A apuração foi oficializada por meio de portaria assinada pelo procurador da República Guilherme Fernandes Ferreira Tavares, publicada no Diário Oficial na última segunda-feira (12). O objetivo do inquérito civil é identificar os responsáveis pela degradação e garantir a reparação integral do dano ambiental causado.
A abertura do procedimento tem como base autos de infração e termos de embargo lavrados pelo Instituto Brasileiro do Meio Ambiente e dos Recursos Naturais Renováveis (Ibama) em 6 de setembro de 2024. Além desses documentos, o MPF também incorporou ao inquérito informações obtidas em um processo administrativo anterior que já tratava de irregularidades na mesma propriedade.

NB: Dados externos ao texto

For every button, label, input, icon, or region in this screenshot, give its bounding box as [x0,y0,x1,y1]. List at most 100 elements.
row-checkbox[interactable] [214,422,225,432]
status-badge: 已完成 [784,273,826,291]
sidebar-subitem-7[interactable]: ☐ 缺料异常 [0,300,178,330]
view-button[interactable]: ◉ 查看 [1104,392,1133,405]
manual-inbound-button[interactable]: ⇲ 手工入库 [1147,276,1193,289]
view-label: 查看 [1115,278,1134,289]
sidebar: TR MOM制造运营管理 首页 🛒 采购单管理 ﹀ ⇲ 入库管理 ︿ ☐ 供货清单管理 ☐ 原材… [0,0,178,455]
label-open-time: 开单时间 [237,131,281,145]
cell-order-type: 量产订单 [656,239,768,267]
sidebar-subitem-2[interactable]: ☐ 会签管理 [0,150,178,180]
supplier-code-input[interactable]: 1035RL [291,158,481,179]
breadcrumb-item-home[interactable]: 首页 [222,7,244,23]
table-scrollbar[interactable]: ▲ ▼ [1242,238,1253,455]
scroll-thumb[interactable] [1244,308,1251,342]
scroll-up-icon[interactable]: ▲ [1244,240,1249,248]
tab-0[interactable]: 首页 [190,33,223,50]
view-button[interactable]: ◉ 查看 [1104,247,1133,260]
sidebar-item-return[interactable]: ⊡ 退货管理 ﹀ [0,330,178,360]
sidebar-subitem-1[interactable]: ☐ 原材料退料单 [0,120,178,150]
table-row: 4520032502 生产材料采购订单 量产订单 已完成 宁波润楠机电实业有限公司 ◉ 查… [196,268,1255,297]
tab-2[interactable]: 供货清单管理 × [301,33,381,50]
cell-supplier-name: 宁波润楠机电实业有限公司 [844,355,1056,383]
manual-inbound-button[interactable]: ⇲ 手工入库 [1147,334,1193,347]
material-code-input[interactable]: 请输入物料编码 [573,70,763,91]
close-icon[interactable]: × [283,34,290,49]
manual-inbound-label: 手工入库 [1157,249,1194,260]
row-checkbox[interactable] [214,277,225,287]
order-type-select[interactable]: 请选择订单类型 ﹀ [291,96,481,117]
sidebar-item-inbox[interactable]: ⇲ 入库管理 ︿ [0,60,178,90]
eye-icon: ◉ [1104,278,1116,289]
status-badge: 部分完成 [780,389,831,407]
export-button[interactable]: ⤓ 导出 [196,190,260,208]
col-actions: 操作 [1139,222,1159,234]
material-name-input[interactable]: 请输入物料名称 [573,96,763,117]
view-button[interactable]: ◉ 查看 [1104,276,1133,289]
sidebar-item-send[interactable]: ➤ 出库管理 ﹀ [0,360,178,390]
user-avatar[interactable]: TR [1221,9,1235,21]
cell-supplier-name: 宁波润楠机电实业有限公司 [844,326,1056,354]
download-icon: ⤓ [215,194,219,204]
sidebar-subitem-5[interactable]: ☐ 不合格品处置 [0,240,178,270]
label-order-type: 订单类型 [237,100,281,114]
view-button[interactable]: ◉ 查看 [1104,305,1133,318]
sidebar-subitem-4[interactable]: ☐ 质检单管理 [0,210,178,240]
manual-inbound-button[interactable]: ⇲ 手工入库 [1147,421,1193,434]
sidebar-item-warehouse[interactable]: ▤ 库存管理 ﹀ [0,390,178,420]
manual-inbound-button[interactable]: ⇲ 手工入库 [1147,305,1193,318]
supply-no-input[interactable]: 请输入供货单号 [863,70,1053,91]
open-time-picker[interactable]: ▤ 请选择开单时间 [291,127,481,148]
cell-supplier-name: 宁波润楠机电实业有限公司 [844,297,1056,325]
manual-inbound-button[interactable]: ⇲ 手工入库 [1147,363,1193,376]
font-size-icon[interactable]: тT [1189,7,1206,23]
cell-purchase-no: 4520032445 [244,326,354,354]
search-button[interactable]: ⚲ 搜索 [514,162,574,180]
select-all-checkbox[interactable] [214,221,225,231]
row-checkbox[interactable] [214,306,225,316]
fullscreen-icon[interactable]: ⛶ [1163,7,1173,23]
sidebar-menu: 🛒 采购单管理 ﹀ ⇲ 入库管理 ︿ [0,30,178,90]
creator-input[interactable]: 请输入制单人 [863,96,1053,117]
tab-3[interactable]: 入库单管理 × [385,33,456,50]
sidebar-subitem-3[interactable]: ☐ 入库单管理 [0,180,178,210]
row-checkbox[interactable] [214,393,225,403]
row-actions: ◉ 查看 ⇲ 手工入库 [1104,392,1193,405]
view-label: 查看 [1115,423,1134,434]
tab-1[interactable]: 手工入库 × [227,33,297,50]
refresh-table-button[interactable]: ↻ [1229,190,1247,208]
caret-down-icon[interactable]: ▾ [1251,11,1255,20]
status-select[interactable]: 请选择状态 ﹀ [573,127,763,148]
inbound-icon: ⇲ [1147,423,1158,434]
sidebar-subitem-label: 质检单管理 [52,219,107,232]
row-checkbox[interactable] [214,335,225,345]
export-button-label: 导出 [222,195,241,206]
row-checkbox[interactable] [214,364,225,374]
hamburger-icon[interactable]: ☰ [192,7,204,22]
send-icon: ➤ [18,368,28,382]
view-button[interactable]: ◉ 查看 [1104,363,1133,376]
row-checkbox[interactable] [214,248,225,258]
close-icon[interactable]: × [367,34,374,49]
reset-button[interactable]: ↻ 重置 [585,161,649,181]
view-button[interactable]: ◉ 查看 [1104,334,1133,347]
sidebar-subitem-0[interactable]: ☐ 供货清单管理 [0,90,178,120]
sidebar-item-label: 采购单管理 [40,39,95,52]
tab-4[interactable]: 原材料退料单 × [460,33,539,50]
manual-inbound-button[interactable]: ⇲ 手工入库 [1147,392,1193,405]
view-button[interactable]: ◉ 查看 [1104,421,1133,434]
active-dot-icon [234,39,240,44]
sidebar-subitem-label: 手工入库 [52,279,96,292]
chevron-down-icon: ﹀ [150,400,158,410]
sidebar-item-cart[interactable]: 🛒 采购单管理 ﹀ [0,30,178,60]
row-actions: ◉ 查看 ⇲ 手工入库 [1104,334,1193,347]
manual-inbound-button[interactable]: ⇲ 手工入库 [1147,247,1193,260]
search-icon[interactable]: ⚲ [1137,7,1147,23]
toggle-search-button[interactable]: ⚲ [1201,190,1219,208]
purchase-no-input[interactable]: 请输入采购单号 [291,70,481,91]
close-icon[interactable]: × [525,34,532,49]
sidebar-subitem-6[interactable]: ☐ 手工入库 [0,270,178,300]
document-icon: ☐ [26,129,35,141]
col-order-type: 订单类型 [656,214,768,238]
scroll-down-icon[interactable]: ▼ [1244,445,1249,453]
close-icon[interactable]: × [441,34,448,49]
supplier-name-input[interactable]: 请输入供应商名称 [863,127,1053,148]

Segundo o Ministério Público Federal, o material reunido até agora é suficiente para justificar a investigação formal. Embora as penalidades aplicadas pelo Ibama tenham natureza administrativa, elas são consideradas elementos probatórios importantes para a apuração da responsabilidade civil ambiental dos envolvidos.
Mais do que buscar punições, a atuação do MPF tem como prioridade assegurar a recomposição do ecossistema afetado. A avaliação técnica preliminar aponta que, pela extensão da área degradada e pela sua relevância ambiental, o impacto pode comprometer funções ecológicas essenciais caso não haja intervenção adequada.
Na fundamentação do inquérito, o procurador ressalta que a Constituição Federal garante a todos o direito a um meio ambiente ecologicamente equilibrado, impondo ao poder público e à sociedade o dever de protegê-lo e preservá-lo para as atuais e futuras gerações.
Dentro desse contexto, o procedimento pretende identificar com precisão os autores do desmatamento e definir quais medidas técnicas deverão ser adotadas para a recuperação da área. Entre as possibilidades em análise estão o reflorestamento com espécies nativas compatíveis com o bioma local e até mesmo a restrição de uso da propriedade para atividades econômicas enquanto durar o processo de recomposição ambiental.
O caso será acompanhado de forma contínua para evitar que a degradação se torne irreversível. O MPF destaca que a efetividade das ações dependerá do cumprimento rigoroso das determinações que vierem a ser impostas ao longo da investigação.
O inquérito será supervisionado pela 4ª Câmara de Coordenação e Revisão do MPF, especializada em questões ambientais. Entre as primeiras providências determinadas está a certificação, nos autos, do andamento de um pedido de perícia técnica, cujo laudo deverá dimensionar com precisão o impacto ambiental e servir de base para eventuais medidas judiciais contra os responsáveis.